A tax that people did not know about?

Maybe, it’s time to sit down with the experts.

The selectmen set March 21 as the date for a public forum on personal property taxes.

According to Chairman Bob Caron II, the board would set up a workshop with the town assessor, Paul Binette, a Certified Management Accountant who works for O’Donnell & Associates, Inc.

Caron advocated for getting the public’s input while the assessor was available to shed a light on the process of garnering information for the business equipment taxes.

“The State of Maine does not allow you to say you are not going to collect personal property taxes,” Caron said.

He said that Naples Town Manager Ephrem Paraschak had sent board members a link to the Maine Municipal Association (MMA) website, explaining the law.

So, the option of abolishing the personal property tax was off the table.

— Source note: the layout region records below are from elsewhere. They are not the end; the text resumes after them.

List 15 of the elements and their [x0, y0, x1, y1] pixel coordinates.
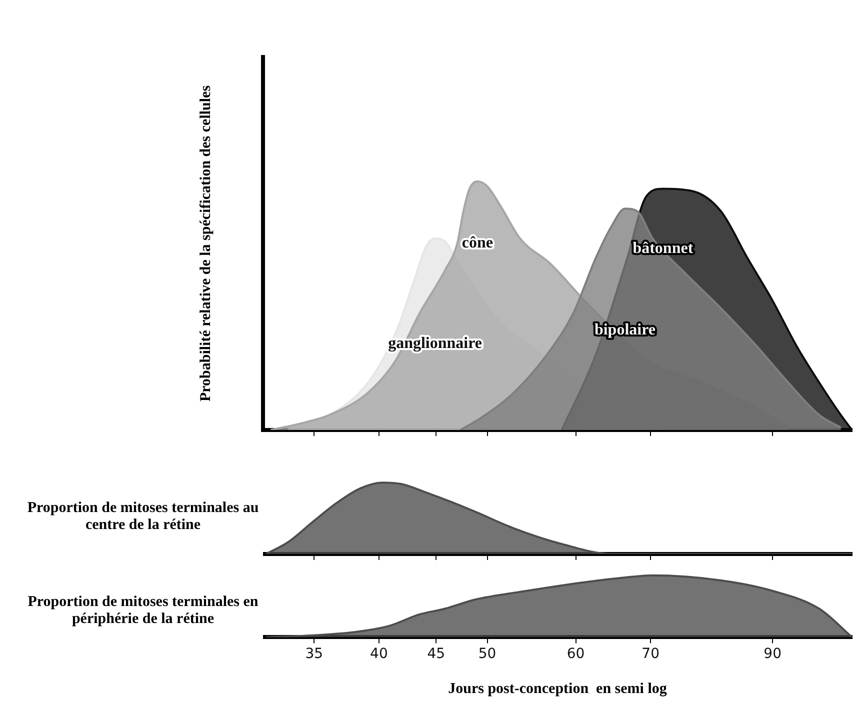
- series-label: bâtonnet: [632, 240, 694, 258]
- series-label: bipolaire: [594, 322, 656, 339]
- x-tick-label: 70: [642, 646, 660, 662]
- x-axis-title: Jours post-conception en semi log: [448, 680, 668, 697]
- y-axis-title: Proportion de mitoses terminales en périphérie de la rétine: [26, 594, 260, 628]
- x-tick-label: 90: [764, 646, 782, 662]
- series-label: cône: [462, 234, 494, 252]
- x-tick-label: 60: [566, 646, 585, 662]
- x-tick-label: 45: [427, 646, 446, 662]
- x-tick-label: 40: [370, 646, 388, 662]
- y-axis-title: Probabilité relative de la spécification des cellules: [198, 85, 214, 402]
- y-axis-title: Proportion de mitoses terminales au centre de la rétine: [26, 500, 260, 534]
- x-tick-label: 50: [478, 646, 496, 662]
- series-label: ganglionnaire: [388, 334, 482, 352]
- x-tick-label: 35: [305, 646, 324, 662]
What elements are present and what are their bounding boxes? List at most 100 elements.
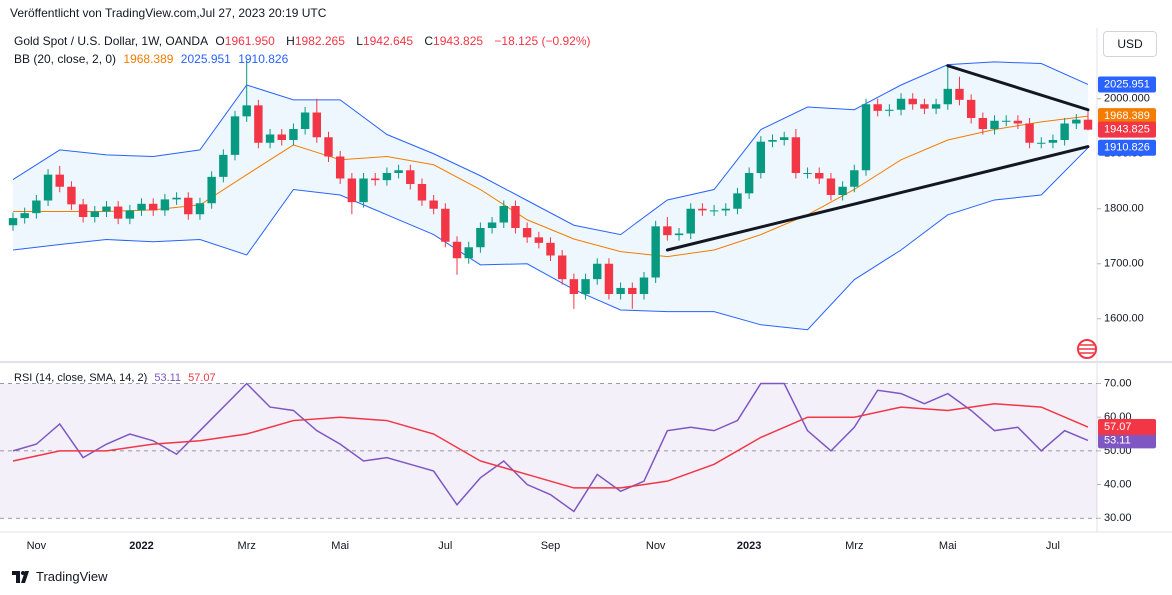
candle-body [55, 174, 64, 187]
candle-body [885, 109, 894, 111]
candle-body [686, 208, 695, 234]
candle-body [312, 112, 322, 138]
candle-body [160, 199, 170, 211]
candle-body [277, 134, 286, 140]
x-tick-label: Nov [646, 540, 666, 552]
ohlc-value: 1942.645 [362, 34, 413, 48]
rsi-line [12, 402, 1089, 489]
trendline [665, 145, 1090, 252]
trendline [946, 64, 1090, 112]
y-tick-label: 1800.00 [1104, 203, 1144, 215]
symbol-legend: Gold Spot / U.S. Dollar, 1W, OANDA O1961… [14, 34, 595, 48]
ohlc-key: L [356, 34, 363, 48]
candle-body [768, 140, 777, 142]
candle-body [242, 105, 251, 117]
y-tick-label: 1700.00 [1104, 258, 1144, 270]
candle-body [230, 116, 240, 155]
candle-body [90, 211, 99, 217]
ohlc-key: O [215, 34, 225, 48]
candle-body [113, 206, 123, 219]
candle-body [43, 174, 53, 201]
candle-body [908, 98, 917, 105]
candle-body [1025, 123, 1034, 143]
candle-body [663, 226, 672, 236]
candle-body [335, 156, 345, 179]
candle-body [628, 287, 637, 294]
candle-body [616, 287, 625, 294]
candle-body [593, 263, 602, 280]
brand: TradingView [12, 569, 108, 584]
candle-body [920, 104, 929, 109]
bb-lower-badge: 1910.826 [1104, 142, 1150, 154]
close-badge: 1943.825 [1104, 124, 1150, 136]
rsi-badge: 53.11 [1104, 434, 1131, 446]
candle-body [359, 178, 368, 203]
rsi-label: RSI (14, close, SMA, 14, 2) [14, 372, 148, 384]
y-tick-label: 70.00 [1104, 377, 1132, 389]
candle-body [815, 173, 824, 179]
candle-body [67, 186, 76, 205]
ohlc-value: 1943.825 [433, 34, 484, 48]
bb-upper-line [12, 61, 1089, 236]
candle-body [698, 208, 707, 211]
candle-body [931, 104, 941, 109]
candle-body [779, 137, 789, 140]
candle-body [756, 141, 766, 173]
rsi-badge-bg [1098, 419, 1156, 436]
candle-body [125, 210, 135, 219]
candle-body [184, 197, 193, 215]
currency-button[interactable]: USD [1103, 31, 1157, 57]
candle-body [102, 206, 111, 212]
candle-body [1060, 123, 1069, 140]
candle-body [137, 203, 146, 211]
candle-body [861, 104, 871, 171]
candle-body [557, 255, 567, 280]
ohlc-item: O1961.950 [215, 34, 278, 48]
ohlc-item: H1982.265 [286, 34, 349, 48]
candle-body [347, 178, 357, 203]
candle-body [721, 208, 730, 211]
x-tick-label: Sep [541, 540, 561, 552]
ohlc-value: 1961.950 [224, 34, 275, 48]
x-tick-label: 2023 [737, 540, 761, 552]
candle-body [78, 204, 88, 217]
candle-body [873, 104, 882, 111]
candle-body [324, 137, 333, 157]
candle-body [522, 228, 532, 238]
bb-fill [13, 61, 1088, 330]
candle-body [195, 203, 205, 215]
candle-body [581, 279, 590, 294]
bb-label: BB (20, close, 2, 0) [14, 52, 117, 66]
candle-body [955, 88, 964, 100]
candle-body [943, 88, 952, 105]
candle-body [733, 193, 742, 209]
candle-body [464, 247, 473, 259]
candle-body [896, 98, 906, 110]
candle-body [838, 186, 847, 195]
candle-body [709, 210, 719, 212]
candle-body [172, 197, 181, 200]
candle-body [546, 242, 555, 256]
candle-body [1083, 119, 1093, 130]
candle-body [534, 237, 544, 243]
candle-body [499, 206, 508, 223]
symbol: Gold Spot / U.S. Dollar, 1W, OANDA [14, 34, 209, 48]
ohlc-value: 1982.265 [294, 34, 345, 48]
bb-middle-badge: 1968.389 [1104, 110, 1150, 122]
candle-body [417, 184, 427, 201]
candle-body [265, 134, 275, 143]
y-tick-label: 40.00 [1104, 478, 1132, 490]
candle-body [207, 176, 216, 204]
x-tick-label: Mrz [845, 540, 863, 552]
candle-body [826, 178, 836, 195]
change: −18.125 (−0.92%) [494, 34, 591, 48]
x-tick-label: Mai [939, 540, 957, 552]
candle-body [1002, 120, 1011, 122]
ohlc-key: H [286, 34, 295, 48]
candle-body [219, 154, 228, 177]
candle-body [604, 263, 614, 294]
ohlc-key: C [424, 34, 434, 48]
bb-legend: BB (20, close, 2, 0) 1968.389 2025.951 1… [14, 52, 292, 66]
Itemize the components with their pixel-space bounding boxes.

“We cannot do it,” Caron said.

According to Paraschak, the personal property tax represents about 1% of the town’s revenue stream.

Meanwhile, some in the audience during Monday’s meeting suggested that there should be a trigger so that the town is made aware of new businesses, especially those that don’t require a liquor license.

It was also mentioned that it is within the town’s rights to withhold liquor licenses or permits from a business until taxes debts are brought current.

“There are businesses that never come in here for liquor license. There are businesses in town that we know full well have equipment. What is the trigger,” resident Jim Corrigan asked?

“Some businesses are paying; some aren’t. There has to be fairness,” he said.